Play3 Results
On Sunday night, March 2, 2025, 996 returned after 1265 days out of the results in Connecticut results. Relative to 1 in 1,000 draws (~500 days), the gap reads as a long-horizon outlier.
Winning numbers for 2 draws on March 2, 2025 in Connecticut.
Draw times: D, N.
Our take on the Play3 results
March 2, 2025Play3 report — Sunday night, March 2, 2025: 996 returns after 1,265 days
On Sunday night, March 2, 2025, 996 returned after 1265 days out of the results in Connecticut results.

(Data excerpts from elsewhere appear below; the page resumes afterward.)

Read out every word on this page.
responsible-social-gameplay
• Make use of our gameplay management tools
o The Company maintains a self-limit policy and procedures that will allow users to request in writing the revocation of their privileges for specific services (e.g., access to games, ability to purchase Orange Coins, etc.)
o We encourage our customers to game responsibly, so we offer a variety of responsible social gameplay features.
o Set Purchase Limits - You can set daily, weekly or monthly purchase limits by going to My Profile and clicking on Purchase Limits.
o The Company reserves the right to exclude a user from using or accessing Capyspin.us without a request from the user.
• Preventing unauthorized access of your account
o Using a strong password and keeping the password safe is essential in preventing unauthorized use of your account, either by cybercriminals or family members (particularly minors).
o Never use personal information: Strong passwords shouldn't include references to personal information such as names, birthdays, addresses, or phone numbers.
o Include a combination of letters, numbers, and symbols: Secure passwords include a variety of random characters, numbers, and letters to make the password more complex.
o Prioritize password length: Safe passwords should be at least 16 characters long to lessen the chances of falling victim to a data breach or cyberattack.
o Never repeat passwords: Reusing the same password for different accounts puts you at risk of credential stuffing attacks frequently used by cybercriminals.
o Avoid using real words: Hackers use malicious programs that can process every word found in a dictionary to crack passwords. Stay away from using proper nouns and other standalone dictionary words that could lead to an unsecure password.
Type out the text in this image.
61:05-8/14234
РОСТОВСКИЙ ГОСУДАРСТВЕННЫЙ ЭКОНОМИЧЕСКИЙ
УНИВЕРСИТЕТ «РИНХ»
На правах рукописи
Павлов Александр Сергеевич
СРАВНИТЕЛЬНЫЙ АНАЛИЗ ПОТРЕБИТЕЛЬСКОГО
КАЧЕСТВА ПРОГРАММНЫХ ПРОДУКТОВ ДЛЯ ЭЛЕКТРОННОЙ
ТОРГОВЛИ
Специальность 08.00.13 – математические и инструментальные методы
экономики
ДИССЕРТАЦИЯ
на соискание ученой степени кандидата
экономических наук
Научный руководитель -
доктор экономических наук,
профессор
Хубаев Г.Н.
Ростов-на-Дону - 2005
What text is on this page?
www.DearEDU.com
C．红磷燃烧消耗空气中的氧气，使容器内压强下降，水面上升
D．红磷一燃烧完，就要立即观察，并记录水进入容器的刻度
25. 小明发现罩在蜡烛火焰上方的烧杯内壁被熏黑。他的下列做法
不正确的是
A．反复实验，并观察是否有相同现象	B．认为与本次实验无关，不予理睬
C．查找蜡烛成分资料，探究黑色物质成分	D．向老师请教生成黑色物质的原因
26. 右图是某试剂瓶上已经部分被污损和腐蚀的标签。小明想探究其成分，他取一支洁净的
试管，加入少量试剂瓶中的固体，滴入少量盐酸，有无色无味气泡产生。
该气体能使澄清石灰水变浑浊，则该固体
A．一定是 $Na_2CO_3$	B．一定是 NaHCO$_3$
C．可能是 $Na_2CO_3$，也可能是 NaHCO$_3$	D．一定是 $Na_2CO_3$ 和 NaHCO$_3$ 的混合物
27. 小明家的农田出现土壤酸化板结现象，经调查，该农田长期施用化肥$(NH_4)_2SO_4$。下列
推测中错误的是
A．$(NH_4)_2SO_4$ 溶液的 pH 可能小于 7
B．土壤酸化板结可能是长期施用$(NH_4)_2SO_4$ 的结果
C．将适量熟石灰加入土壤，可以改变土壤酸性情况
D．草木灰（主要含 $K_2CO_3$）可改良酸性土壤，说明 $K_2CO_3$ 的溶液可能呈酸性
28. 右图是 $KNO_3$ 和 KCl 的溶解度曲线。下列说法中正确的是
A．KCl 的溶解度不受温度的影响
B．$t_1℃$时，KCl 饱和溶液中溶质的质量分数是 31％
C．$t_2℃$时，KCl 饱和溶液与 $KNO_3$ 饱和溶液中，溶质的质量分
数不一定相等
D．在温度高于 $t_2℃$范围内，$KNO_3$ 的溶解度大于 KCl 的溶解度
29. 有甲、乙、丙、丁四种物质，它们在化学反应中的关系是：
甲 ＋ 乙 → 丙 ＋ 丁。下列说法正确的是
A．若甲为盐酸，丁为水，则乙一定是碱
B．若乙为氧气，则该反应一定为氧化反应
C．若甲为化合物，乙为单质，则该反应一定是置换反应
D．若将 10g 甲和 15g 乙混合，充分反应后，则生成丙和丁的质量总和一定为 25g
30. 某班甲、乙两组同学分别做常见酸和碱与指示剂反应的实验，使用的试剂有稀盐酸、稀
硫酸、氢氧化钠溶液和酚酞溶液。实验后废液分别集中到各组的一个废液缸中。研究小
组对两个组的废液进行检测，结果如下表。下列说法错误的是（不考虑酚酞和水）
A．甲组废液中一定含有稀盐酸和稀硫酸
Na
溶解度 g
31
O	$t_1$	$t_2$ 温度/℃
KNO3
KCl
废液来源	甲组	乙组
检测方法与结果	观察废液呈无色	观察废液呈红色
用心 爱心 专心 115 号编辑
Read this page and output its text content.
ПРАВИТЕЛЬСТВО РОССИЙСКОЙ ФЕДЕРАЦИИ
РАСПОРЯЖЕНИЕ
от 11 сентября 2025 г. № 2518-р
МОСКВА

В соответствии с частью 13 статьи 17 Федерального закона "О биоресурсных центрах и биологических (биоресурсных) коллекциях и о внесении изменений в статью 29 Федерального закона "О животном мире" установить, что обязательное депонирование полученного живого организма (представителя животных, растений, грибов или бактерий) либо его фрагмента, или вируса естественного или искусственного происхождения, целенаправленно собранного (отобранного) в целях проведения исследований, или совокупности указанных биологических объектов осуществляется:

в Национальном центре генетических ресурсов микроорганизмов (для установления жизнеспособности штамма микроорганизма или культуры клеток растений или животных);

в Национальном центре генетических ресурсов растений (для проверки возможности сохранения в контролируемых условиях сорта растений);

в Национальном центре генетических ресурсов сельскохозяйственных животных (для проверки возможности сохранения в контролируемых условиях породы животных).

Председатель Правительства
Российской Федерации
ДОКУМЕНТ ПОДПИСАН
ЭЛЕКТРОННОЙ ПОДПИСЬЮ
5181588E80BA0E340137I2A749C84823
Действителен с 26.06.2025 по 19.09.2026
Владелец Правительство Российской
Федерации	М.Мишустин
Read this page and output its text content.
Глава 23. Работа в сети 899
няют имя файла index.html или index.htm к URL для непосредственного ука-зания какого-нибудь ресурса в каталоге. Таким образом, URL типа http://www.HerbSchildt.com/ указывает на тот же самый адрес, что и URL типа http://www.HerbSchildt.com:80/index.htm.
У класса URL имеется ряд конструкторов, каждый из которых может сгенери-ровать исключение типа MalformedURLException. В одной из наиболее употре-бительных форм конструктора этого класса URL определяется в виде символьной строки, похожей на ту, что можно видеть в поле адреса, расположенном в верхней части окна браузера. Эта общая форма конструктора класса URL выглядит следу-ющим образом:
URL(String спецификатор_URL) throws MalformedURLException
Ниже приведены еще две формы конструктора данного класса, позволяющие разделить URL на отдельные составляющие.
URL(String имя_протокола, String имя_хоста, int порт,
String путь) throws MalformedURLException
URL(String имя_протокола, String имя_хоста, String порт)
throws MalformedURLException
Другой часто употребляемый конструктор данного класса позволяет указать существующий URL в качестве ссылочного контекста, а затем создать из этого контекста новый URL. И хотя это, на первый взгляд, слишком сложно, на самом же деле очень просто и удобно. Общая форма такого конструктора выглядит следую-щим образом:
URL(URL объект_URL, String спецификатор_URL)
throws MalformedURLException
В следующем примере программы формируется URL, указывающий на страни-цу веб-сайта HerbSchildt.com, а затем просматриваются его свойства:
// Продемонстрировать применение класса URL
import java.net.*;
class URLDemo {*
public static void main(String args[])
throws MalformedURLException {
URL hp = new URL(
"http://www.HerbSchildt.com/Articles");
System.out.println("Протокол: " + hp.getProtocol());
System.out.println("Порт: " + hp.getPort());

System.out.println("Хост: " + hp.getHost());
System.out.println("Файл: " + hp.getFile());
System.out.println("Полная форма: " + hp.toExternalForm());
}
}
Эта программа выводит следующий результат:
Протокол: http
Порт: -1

Relative to 1 in 1,000 draws (~500 days), the gap reads as a long-horizon outlier.
Overview
On Sunday night, March 2, 2025, 996 returned after 1265 days out of the results in Connecticut results. Relative to 1 in 1,000 draws (~500 days), the gap reads as a long-horizon outlier.
A Long-Awaited Return
The historical record indicates that 996 has been absent for 1265 days, placing it among the least active combinations in the current window. Even without a precise last-date reference, the length of the gap is sufficient to classify the return as a low-frequency event.
Combo Profile
As a digit pattern, 996 uses 2 distinct digits and a moderate spread from 6 to 9.
Why Droughts Matter
Prolonged absences are best treated as context, not forward-looking - they show how distribution tails behave. Their value is in long-horizon tracking.
Data Notes
This report summarizes observed outcomes for Sunday night, March 2, 2025 and interprets them within the long-run distribution record. It does not imply a forecast or recommendation.
From Stepzero
Importantly: this reporting is designed to sustain continuity in the archive as a calm, evidence-first reference. The intent is clarity, not prediction.
Additional Context
Long-horizon tracking is the only reliable way to separate short-term noise from persistent drift. By logging each outcome against its expected cadence, the system builds a distribution profile that becomes more stable as the sample grows.
Adding to the Long-Term Record
Across the long-horizon record, this entry adds another archive entry by one more data point. Long-horizon stability comes from accumulation.